Estrujado, también él se pierde y se derrumba entre una mezcla de jadeos. Sale, se despega, se ubica a su lado, se toman de las manos, descanso. Mareados, hiperventilados, serenos, casi dormidos. Eva se revuelve, lo abraza, se adhiere a su cuerpo y lo besa. Se miran, se invitan.
¿Otro?
Esta vez es meditado, cuidado, medido, in crescendo lento, deliberado, sin apuro y sin pausa.

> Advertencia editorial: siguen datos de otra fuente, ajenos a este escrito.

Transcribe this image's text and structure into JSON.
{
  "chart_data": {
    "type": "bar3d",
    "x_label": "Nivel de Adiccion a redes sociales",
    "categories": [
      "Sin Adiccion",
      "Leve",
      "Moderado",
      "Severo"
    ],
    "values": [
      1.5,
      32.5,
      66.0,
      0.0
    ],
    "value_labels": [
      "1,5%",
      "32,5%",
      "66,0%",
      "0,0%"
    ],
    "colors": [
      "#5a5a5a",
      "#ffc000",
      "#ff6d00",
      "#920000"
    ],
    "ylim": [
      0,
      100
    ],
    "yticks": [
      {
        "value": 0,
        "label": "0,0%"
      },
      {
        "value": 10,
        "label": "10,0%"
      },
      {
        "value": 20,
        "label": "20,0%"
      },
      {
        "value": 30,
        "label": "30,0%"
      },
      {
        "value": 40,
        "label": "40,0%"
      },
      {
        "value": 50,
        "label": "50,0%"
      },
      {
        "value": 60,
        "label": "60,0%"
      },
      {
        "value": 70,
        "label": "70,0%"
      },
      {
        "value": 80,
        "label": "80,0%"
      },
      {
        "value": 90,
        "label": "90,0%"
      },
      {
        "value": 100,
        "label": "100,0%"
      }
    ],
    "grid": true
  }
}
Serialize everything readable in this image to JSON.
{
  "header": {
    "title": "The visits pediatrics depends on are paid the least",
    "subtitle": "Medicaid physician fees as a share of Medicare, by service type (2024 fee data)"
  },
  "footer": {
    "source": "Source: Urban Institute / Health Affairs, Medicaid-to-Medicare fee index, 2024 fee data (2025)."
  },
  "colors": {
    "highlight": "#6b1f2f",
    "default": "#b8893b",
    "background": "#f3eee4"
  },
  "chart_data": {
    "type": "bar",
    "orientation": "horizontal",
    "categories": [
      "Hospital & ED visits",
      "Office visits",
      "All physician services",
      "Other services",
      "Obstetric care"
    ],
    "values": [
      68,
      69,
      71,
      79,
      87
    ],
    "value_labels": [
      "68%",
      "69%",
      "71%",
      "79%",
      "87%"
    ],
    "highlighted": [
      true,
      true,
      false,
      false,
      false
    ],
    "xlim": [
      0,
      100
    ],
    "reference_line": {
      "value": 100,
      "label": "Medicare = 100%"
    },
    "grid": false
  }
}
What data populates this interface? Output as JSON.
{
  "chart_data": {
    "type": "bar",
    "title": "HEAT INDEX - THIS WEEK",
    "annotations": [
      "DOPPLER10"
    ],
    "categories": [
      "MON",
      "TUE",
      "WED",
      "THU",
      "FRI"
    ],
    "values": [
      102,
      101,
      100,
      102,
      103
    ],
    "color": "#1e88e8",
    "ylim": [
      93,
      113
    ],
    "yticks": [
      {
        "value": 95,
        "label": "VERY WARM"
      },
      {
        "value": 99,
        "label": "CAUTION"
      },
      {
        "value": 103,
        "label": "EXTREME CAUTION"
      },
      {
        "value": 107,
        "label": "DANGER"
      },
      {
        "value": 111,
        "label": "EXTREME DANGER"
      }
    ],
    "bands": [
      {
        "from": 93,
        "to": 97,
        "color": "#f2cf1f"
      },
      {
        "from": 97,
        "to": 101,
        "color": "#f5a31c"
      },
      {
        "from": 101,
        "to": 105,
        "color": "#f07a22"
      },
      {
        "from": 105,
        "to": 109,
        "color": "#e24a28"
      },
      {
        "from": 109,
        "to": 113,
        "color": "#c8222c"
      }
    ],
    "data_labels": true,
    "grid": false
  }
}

Anochece. Lado a lado, los dos sienten que vuelven a ser quienes alguna vez fueron y extrañaron. Reunidos, sucumben a la ilusión de que así todo es posible. Lascano sale de sus pensamientos.
Tengo algo que decirle. Te escucho. Soy rico. Ya me di cuenta. No, en serio, hablo de dinero. Me estás jodiendo. De verdad.
Eva se sienta en la cama y lo mira con seriedad.
¿Y cómo fue que te hiciste rico? Una prima millonaria. Murió, y como se quedó sin herederos, me dejó todo. ¿De verdad? Sí, es más dinero del que podría gastar en lo que me queda de vida. Y después decís que yo soy la que da sorpresas. Más sorprendido estoy yo. Esto nunca me lo esperé. Bueno, disfrutalo, es más tarde de lo que creemos. Voy a necesitar ayuda, no tengo idea de lo que hay que hacer con tanta plata. ¿Se te ocurre algo? Así… tan de repente… no sé… creo que lo mejor es que te financie una vida aburrida. ¿Aburrida? Sí, vos viviste siempre en peligro, lleno de sobresaltos, con la gente más jodida de la sociedad. Estás vivo sólo porque tenés más culo que cabeza. ¿En qué consiste entonces esa nueva vida? Casa, familia, algún viaje, preocuparse por la juventud descarriada, buena comida, un hobby y, sin apuro, prepararse para la partida. ¿Es una proposición? Puede ser, me gustaría que conocieras a Victoria. A mí también… Con el uno por ciento de lo que recibí sobra para todo eso. Bueno, tendrás que pensar qué hacer con el resto.
Silencio. Eva se estremece y vuelve a acostarse. Lascano se levanta, toma la manta del suelo y la tapa. Desnudo, se apoya a los pies de la cama. Ella lo mira, y bajo esa mirada llena de chispas, Lascano se siente bello, joven, inspirado, casi un poeta.
El otro día anduve por el Barrio Norte. Una de esas tardes deliciosas que a veces hacen que Buenos Aires se merezca su nombre. Era la hora de los muertos vivos. Es cuando las enfermeras sacan a pasear a los viejos decrépitos de las familias ricas. Elegantes, aseados, con esa mirada transparente de aquellos a quienes sólo la química de última generación mantiene de este lado. Iban amarrados a sus avanzadas sillas de ruedas, boqueando absortos, preguntándose tal vez si todavía estaban vivos. En cambio en las villas miseria no hay viejos. Sólo jóvenes y niños. Allí la gente muere muy temprano.